I called Larry Balter, professor emeritus of applied psychology at New York University. He was working at NYU on 9/11. From his home on Bleecker Street one mile from Ground Zero, he saw the planes crash and the buildings collapse out his window. Afterward, he led workshops with New York City parents to guide them in helping their children cope with what happened.
I talked to Balter about Generation Alpha. Born starting in 2012, they are the first complete generation not to have experienced Sept. 11 firsthand. Some experts say that for them, 9/11 is history — something that happened a long time ago and is taught, in various ways depending on the grade and the school district, in social studies class.
Balter and I discussed an alternative view. "There's something different about this," he said. "It's not the same as World War I or World War II. There is actually a straight line that connects what happened 20 years ago to today."

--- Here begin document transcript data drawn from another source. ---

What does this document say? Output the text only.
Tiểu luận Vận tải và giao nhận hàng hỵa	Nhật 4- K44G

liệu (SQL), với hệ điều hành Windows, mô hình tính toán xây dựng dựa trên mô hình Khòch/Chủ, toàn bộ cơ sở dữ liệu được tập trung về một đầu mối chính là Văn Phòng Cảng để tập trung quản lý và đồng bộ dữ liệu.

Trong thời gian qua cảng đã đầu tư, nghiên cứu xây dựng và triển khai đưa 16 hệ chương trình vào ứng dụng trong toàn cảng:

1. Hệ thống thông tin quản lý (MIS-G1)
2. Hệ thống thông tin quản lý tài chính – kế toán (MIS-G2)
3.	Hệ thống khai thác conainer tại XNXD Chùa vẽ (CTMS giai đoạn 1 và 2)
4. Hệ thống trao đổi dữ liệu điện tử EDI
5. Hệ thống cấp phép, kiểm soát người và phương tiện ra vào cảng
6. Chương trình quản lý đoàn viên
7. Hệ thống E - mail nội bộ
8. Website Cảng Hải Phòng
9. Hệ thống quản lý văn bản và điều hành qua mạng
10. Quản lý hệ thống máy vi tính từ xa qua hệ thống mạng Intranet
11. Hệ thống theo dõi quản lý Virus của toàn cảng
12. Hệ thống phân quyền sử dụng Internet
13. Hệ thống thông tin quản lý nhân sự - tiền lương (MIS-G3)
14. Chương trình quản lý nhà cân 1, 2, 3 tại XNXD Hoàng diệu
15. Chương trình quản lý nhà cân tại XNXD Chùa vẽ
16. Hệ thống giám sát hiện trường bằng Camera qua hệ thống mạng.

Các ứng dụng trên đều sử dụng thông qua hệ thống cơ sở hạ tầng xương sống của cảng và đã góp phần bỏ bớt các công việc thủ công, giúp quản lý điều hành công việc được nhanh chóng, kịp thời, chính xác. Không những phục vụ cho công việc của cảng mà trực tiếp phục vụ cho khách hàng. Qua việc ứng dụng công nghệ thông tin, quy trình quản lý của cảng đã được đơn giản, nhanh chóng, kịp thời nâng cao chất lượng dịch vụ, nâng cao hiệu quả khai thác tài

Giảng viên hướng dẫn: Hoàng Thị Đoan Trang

As a result of the attacks on 9/11, the U.S. entered two wars, in Afghanistan and Iraq. The withdrawal from Afghanistan, which kids saw happening in real time last month, is a thread that traces back 20 years. "It's like a current event in that way," Balter said.
Kids also have frequent reminders of 9/11 — something else that sets it apart from other historical events. They have to wait in long lines at airports. They might walk by a firehouse and see a memorial to firefighters who died that day. They may have a family member who served in the military, works for the TSA, or is a first responder. Maybe one of their relatives lived in New York, Washington, D.C., or Pennsylvania on 9/11 and has talked about it. Maybe a friend's parent is a pilot who has to take different security precautions now. "Kids have these direct and indirect connections and are reminded all the time," Balter said.

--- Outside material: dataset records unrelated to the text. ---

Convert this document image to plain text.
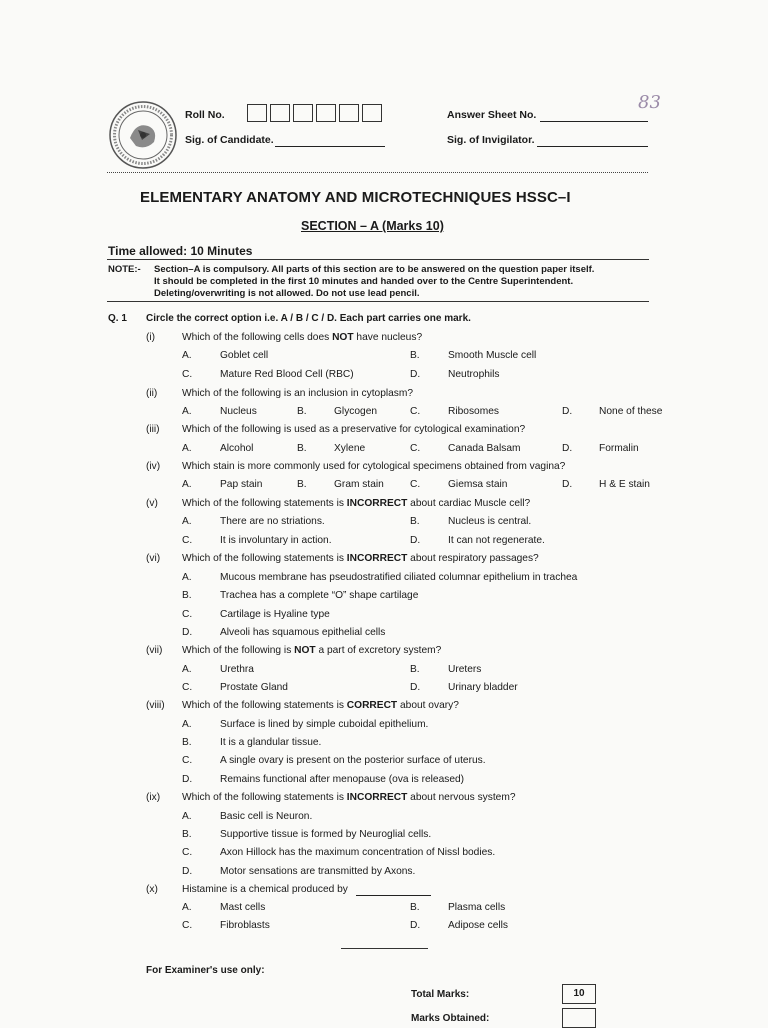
83
Roll No.
Sig. of Candidate.
Answer Sheet No.
Sig. of Invigilator.
ELEMENTARY ANATOMY AND MICROTECHNIQUES HSSC–I
SECTION – A (Marks 10)
Time allowed: 10 Minutes
NOTE:- Section–A is compulsory. All parts of this section are to be answered on the question paper itself.
It should be completed in the first 10 minutes and handed over to the Centre Superintendent.
Deleting/overwriting is not allowed. Do not use lead pencil.
Q. 1 Circle the correct option i.e. A / B / C / D. Each part carries one mark.
(i)	Which of the following cells does NOT have nucleus?
A.	Goblet cell	B.	Smooth Muscle cell
C.	Mature Red Blood Cell (RBC)	D.	Neutrophils
(ii) Which of the following is an inclusion in cytoplasm?
A.	Nucleus	B.	Glycogen	C.	Ribosomes	D.	None of these
(iii) Which of the following is used as a preservative for cytological examination?
A.	Alcohol	B.	Xylene	C.	Canada Balsam	D.	Formalin
(iv) Which stain is more commonly used for cytological specimens obtained from vagina?
A.	Pap stain	B.	Gram stain	C.	Giemsa stain	D.	H & E stain
(v) Which of the following statements is INCORRECT about cardiac Muscle cell?
A.	There are no striations.	B.	Nucleus is central.
C.	It is involuntary in action.	D.	It can not regenerate.
(vi) Which of the following statements is INCORRECT about respiratory passages?
A.	Mucous membrane has pseudostratified ciliated columnar epithelium in trachea
B.	Trachea has a complete “O” shape cartilage
C.	Cartilage is Hyaline type
D.	Alveoli has squamous epithelial cells
(vii) Which of the following is NOT a part of excretory system?
A.	Urethra	B.	Ureters
C.	Prostate Gland	D.	Urinary bladder
(viii) Which of the following statements is CORRECT about ovary?
A.	Surface is lined by simple cuboidal epithelium.
B.	It is a glandular tissue.
C.	A single ovary is present on the posterior surface of uterus.
D.	Remains functional after menopause (ova is released)
(ix) Which of the following statements is INCORRECT about nervous system?
A.	Basic cell is Neuron.
B.	Supportive tissue is formed by Neuroglial cells.
C.	Axon Hillock has the maximum concentration of Nissl bodies.
D.	Motor sensations are transmitted by Axons.
(x) Histamine is a chemical produced by
A.	Mast cells	B.	Plasma cells
C.	Fibroblasts	D.	Adipose cells
For Examiner's use only:
Total Marks:	10
Marks Obtained:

It's also in the nation's vocabulary — and kids will be hearing a great deal about the day as the 20th anniversary approaches. The advice experts gave about talking to children immediately after 9/11 still applies today. Start by finding out what they know, regardless of their age. Let them ask questions. Answer them honestly. (This briefing for kids we put together can help.) Give them a chance to say how they feel. Talk to them about all the people who helped.

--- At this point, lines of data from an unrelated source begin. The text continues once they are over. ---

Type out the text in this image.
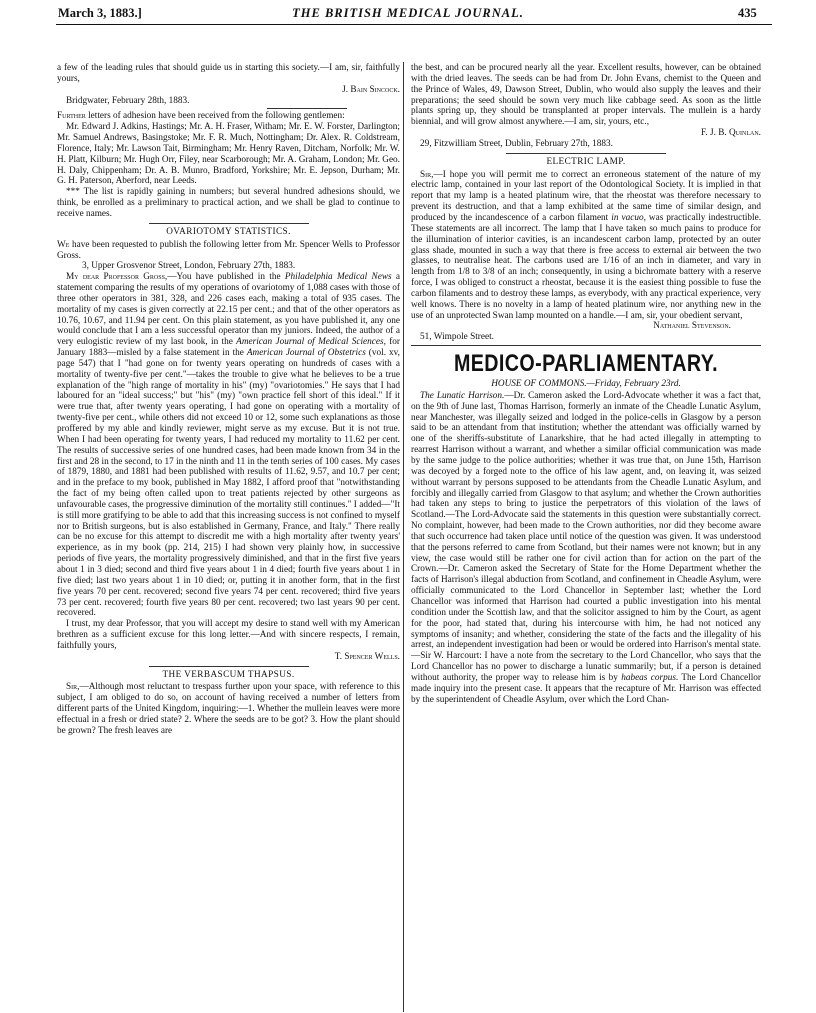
March 3, 1883.]	THE BRITISH MEDICAL JOURNAL.	435

a few of the leading rules that should guide us in starting this society.—I am, sir, faithfully yours,

J. Bain Sincock.
Bridgwater, February 28th, 1883.

Further letters of adhesion have been received from the following gentlemen:

Mr. Edward J. Adkins, Hastings; Mr. A. H. Fraser, Witham; Mr. E. W. Forster, Darlington; Mr. Samuel Andrews, Basingstoke; Mr. F. R. Much, Nottingham; Dr. Alex. R. Coldstream, Florence, Italy; Mr. Lawson Tait, Birmingham; Mr. Henry Raven, Ditcham, Norfolk; Mr. W. H. Platt, Kilburn; Mr. Hugh Orr, Filey, near Scarborough; Mr. A. Graham, London; Mr. Geo. H. Daly, Chippenham; Dr. A. B. Munro, Bradford, Yorkshire; Mr. E. Jepson, Durham; Mr. G. H. Paterson, Aberford, near Leeds.

*** The list is rapidly gaining in numbers; but several hundred adhesions should, we think, be enrolled as a preliminary to practical action, and we shall be glad to continue to receive names.

OVARIOTOMY STATISTICS.

We have been requested to publish the following letter from Mr. Spencer Wells to Professor Gross.

3, Upper Grosvenor Street, London, February 27th, 1883.

My dear Professor Gross,—You have published in the Philadelphia Medical News a statement comparing the results of my operations of ovariotomy of 1,088 cases with those of three other operators in 381, 328, and 226 cases each, making a total of 935 cases. The mortality of my cases is given correctly at 22.15 per cent.; and that of the other operators as 10.76, 10.67, and 11.94 per cent. On this plain statement, as you have published it, any one would conclude that I am a less successful operator than my juniors. Indeed, the author of a very eulogistic review of my last book, in the American Journal of Medical Sciences, for January 1883—misled by a false statement in the American Journal of Obstetrics (vol. xv, page 547) that I "had gone on for twenty years operating on hundreds of cases with a mortality of twenty-five per cent."—takes the trouble to give what he believes to be a true explanation of the "high range of mortality in his" (my) "ovariotomies." He says that I had laboured for an "ideal success;" but "his" (my) "own practice fell short of this ideal." If it were true that, after twenty years operating, I had gone on operating with a mortality of twenty-five per cent., while others did not exceed 10 or 12, some such explanations as those proffered by my able and kindly reviewer, might serve as my excuse. But it is not true. When I had been operating for twenty years, I had reduced my mortality to 11.62 per cent. The results of successive series of one hundred cases, had been made known from 34 in the first and 28 in the second, to 17 in the ninth and 11 in the tenth series of 100 cases. My cases of 1879, 1880, and 1881 had been published with results of 11.62, 9.57, and 10.7 per cent; and in the preface to my book, published in May 1882, I afford proof that "notwithstanding the fact of my being often called upon to treat patients rejected by other surgeons as unfavourable cases, the progressive diminution of the mortality still continues." I added—"It is still more gratifying to be able to add that this increasing success is not confined to myself nor to British surgeons, but is also established in Germany, France, and Italy." There really can be no excuse for this attempt to discredit me with a high mortality after twenty years' experience, as in my book (pp. 214, 215) I had shown very plainly how, in successive periods of five years, the mortality progressively diminished, and that in the first five years about 1 in 3 died; second and third five years about 1 in 4 died; fourth five years about 1 in five died; last two years about 1 in 10 died; or, putting it in another form, that in the first five years 70 per cent. recovered; second five years 74 per cent. recovered; third five years 73 per cent. recovered; fourth five years 80 per cent. recovered; two last years 90 per cent. recovered.

I trust, my dear Professor, that you will accept my desire to stand well with my American brethren as a sufficient excuse for this long letter.—And with sincere respects, I remain, faithfully yours,

T. Spencer Wells.
THE VERBASCUM THAPSUS.

Sir,—Although most reluctant to trespass further upon your space, with reference to this subject, I am obliged to do so, on account of having received a number of letters from different parts of the United Kingdom, inquiring:—1. Whether the mullein leaves were more effectual in a fresh or dried state? 2. Where the seeds are to be got? 3. How the plant should be grown? The fresh leaves are

the best, and can be procured nearly all the year. Excellent results, however, can be obtained with the dried leaves. The seeds can be had from Dr. John Evans, chemist to the Queen and the Prince of Wales, 49, Dawson Street, Dublin, who would also supply the leaves and their preparations; the seed should be sown very much like cabbage seed. As soon as the little plants spring up, they should be transplanted at proper intervals. The mullein is a hardy biennial, and will grow almost anywhere.—I am, sir, yours, etc.,

F. J. B. Quinlan.
29, Fitzwilliam Street, Dublin, February 27th, 1883.
ELECTRIC LAMP.

Sir,—I hope you will permit me to correct an erroneous statement of the nature of my electric lamp, contained in your last report of the Odontological Society. It is implied in that report that my lamp is a heated platinum wire, that the rheostat was therefore necessary to prevent its destruction, and that a lamp exhibited at the same time of similar design, and produced by the incandescence of a carbon filament in vacuo, was practically indestructible. These statements are all incorrect. The lamp that I have taken so much pains to produce for the illumination of interior cavities, is an incandescent carbon lamp, protected by an outer glass shade, mounted in such a way that there is free access to external air between the two glasses, to neutralise heat. The carbons used are 1/16 of an inch in diameter, and vary in length from 1/8 to 3/8 of an inch; consequently, in using a bichromate battery with a reserve force, I was obliged to construct a rheostat, because it is the easiest thing possible to fuse the carbon filaments and to destroy these lamps, as everybody, with any practical experience, very well knows. There is no novelty in a lamp of heated platinum wire, nor anything new in the use of an unprotected Swan lamp mounted on a handle.—I am, sir, your obedient servant,

Nathaniel Stevenson.
51, Wimpole Street.
MEDICO-PARLIAMENTARY.
HOUSE OF COMMONS.—Friday, February 23rd.

The Lunatic Harrison.—Dr. Cameron asked the Lord-Advocate whether it was a fact that, on the 9th of June last, Thomas Harrison, formerly an inmate of the Cheadle Lunatic Asylum, near Manchester, was illegally seized and lodged in the police-cells in Glasgow by a person said to be an attendant from that institution; whether the attendant was officially warned by one of the sheriffs-substitute of Lanarkshire, that he had acted illegally in attempting to rearrest Harrison without a warrant, and whether a similar official communication was made by the same judge to the police authorities; whether it was true that, on June 15th, Harrison was decoyed by a forged note to the office of his law agent, and, on leaving it, was seized without warrant by persons supposed to be attendants from the Cheadle Lunatic Asylum, and forcibly and illegally carried from Glasgow to that asylum; and whether the Crown authorities had taken any steps to bring to justice the perpetrators of this violation of the laws of Scotland.—The Lord-Advocate said the statements in this question were substantially correct. No complaint, however, had been made to the Crown authorities, nor did they become aware that such occurrence had taken place until notice of the question was given. It was understood that the persons referred to came from Scotland, but their names were not known; but in any view, the case would still be rather one for civil action than for action on the part of the Crown.—Dr. Cameron asked the Secretary of State for the Home Department whether the facts of Harrison's illegal abduction from Scotland, and confinement in Cheadle Asylum, were officially communicated to the Lord Chancellor in September last; whether the Lord Chancellor was informed that Harrison had courted a public investigation into his mental condition under the Scottish law, and that the solicitor assigned to him by the Court, as agent for the poor, had stated that, during his intercourse with him, he had not noticed any symptoms of insanity; and whether, considering the state of the facts and the illegality of his arrest, an independent investigation had been or would be ordered into Harrison's mental state.—Sir W. Harcourt: I have a note from the secretary to the Lord Chancellor, who says that the Lord Chancellor has no power to discharge a lunatic summarily; but, if a person is detained without authority, the proper way to release him is by habeas corpus. The Lord Chancellor made inquiry into the present case. It appears that the recapture of Mr. Harrison was effected by the superintendent of Cheadle Asylum, over which the Lord Chan-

And reassure them that they're safe. No, you can't guarantee it — they know 9/11 happened and could happen again. "But reassure them, truthfully, anyway," Balter says. We're doing everything we can to keep the U.S. safe. There are lots of measures in place to protect us, including special units of the government. We're here to take care of you.
Keep in mind that anti-Muslim prejudice could surface again, as it did 20 years ago. Correct any inaccuracies and reinforce your family's values. The vast majority of Muslims don't believe what the terrorists believe. Prejudice is hurtful and wrong.
After something terrible happens, many children have a natural urge to help. Thousands of kids, from all across America, sent letters and drawings to thank and comfort the first responders after 9/11. Twenty years later, kids can still help — and doing so can, in turn, help them. "Doing something meaningful makes you feel better psychologically," Balter says. Sept. 11 is a National Day of Service and Remembrance, with opportunities to give back in communities across the country. Kids could bring cookies or homemade cards to local firehouses. If you have relatives or friends who experienced loss on Sept. 11, call them to say you're thinking of them. Or simply observe a moment of silence at 8:46 am ET, the time when the first plane crashed.
Any of these activities demonstrates caring and shows that you understand the ongoing impact of 9/11. "It happened before kids were born but is ever present," Balter says. "It's not a far-off event. We're living it still."